(crédits photo : General Electric Company/NORKIN)
Si la fabrication additive ne cesse de progresser sur le triptyque : robustesse- fiabilité-productivité, dans des secteurs aussi critiques que celui de l’aérospatial, le besoin de certification est l’un des défis les plus importants auxquels cette technologie se voit confrontée.
Pour cette raison, les exemples de réussites sont importants pour rassurer les industriels et encourager son adoption. GE Aérospace, l’un des pionniers en matière d’impression 3D, continue de se distinguer. Principal fournisseur mondial de réacteurs d’avions pour le transport civil, le constructeur américain a reçu la certification de la Federal Aviation Administration (FAA) américaine pour son turbopropulseur Catalyst réalisé en partie par impression 3D.
En y intégrant 30 % de composants imprimés en 3D, l’entreprise est parvenue à réduire considérablement son poids, mais aussi le nombre total de pièces qui le composait, passant de 855 à seulement 12 pièces individuelles en titane.

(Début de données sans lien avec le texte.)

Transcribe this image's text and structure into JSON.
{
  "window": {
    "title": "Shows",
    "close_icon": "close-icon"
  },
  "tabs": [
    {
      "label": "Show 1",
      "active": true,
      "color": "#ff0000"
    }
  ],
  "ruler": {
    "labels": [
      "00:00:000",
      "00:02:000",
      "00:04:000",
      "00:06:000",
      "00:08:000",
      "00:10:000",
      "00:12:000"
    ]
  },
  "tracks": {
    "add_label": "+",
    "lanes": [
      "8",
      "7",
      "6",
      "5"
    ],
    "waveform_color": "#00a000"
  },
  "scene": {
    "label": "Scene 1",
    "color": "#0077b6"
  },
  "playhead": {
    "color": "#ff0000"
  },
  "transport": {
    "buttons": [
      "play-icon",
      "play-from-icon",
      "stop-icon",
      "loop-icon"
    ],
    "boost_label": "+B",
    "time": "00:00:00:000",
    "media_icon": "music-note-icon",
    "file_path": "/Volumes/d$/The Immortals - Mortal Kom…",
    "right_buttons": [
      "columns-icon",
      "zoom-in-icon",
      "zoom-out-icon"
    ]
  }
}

Grâce à la fabrication additive, des améliorations significatives ont également été obtenues en matière de performance. Les tests menés par GE Aérospace sur son nouveau moteur, font état d’un rapport de pression global de 16:1, ce qui signifie que l’air est comprimé dans la chambre de combustion jusqu’à atteindre une pression 16 fois supérieure à celle de l’air ambiant avant son injection dans le moteur. Le résultat est une baisse de consommation de carburant de plus de 18 %, et une puissance de croisière jusqu’à 10 % supérieure à celle des moteurs concurrents.
« La certification du moteur Catalyst est une étape importante pour notre entreprise et un moment de fierté pour tous les membres de notre équipe »

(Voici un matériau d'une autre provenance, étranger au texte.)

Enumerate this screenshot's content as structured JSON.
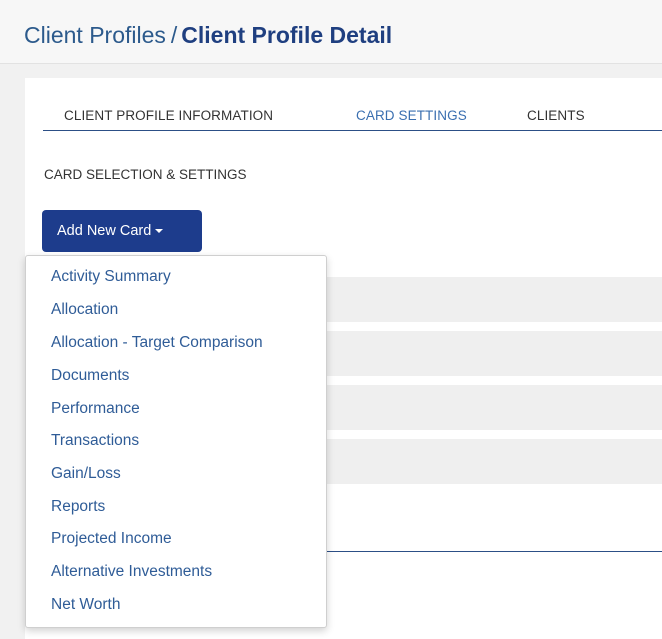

GE Aerospace précise que le Catalyst est le premier turbopropulseur certifié selon les dernières normes de la FAA, intégrant plus de 20 nouvelles exigences. Pour obtenir la certification FAR Part 33, 23 moteurs ont été soumis à plus de 8 000 heures de tests, incluant 190 essais sur différents composants.
« La certification du moteur Catalyst est une étape importante pour notre entreprise et un moment de fierté pour tous les membres de notre équipe qui ont consacré leurs efforts à la conception, au développement et aux tests de ce tout nouveau turbopropulseur européen », a déclaré Riccardo Procacci, président-directeur général de Propulsion and Additive Technologies chez GE Aerospace. « Nous sommes désormais pleinement engagés à soutenir la montée en puissance de la production du moteur en vue de sa mise en service pour nos clients. »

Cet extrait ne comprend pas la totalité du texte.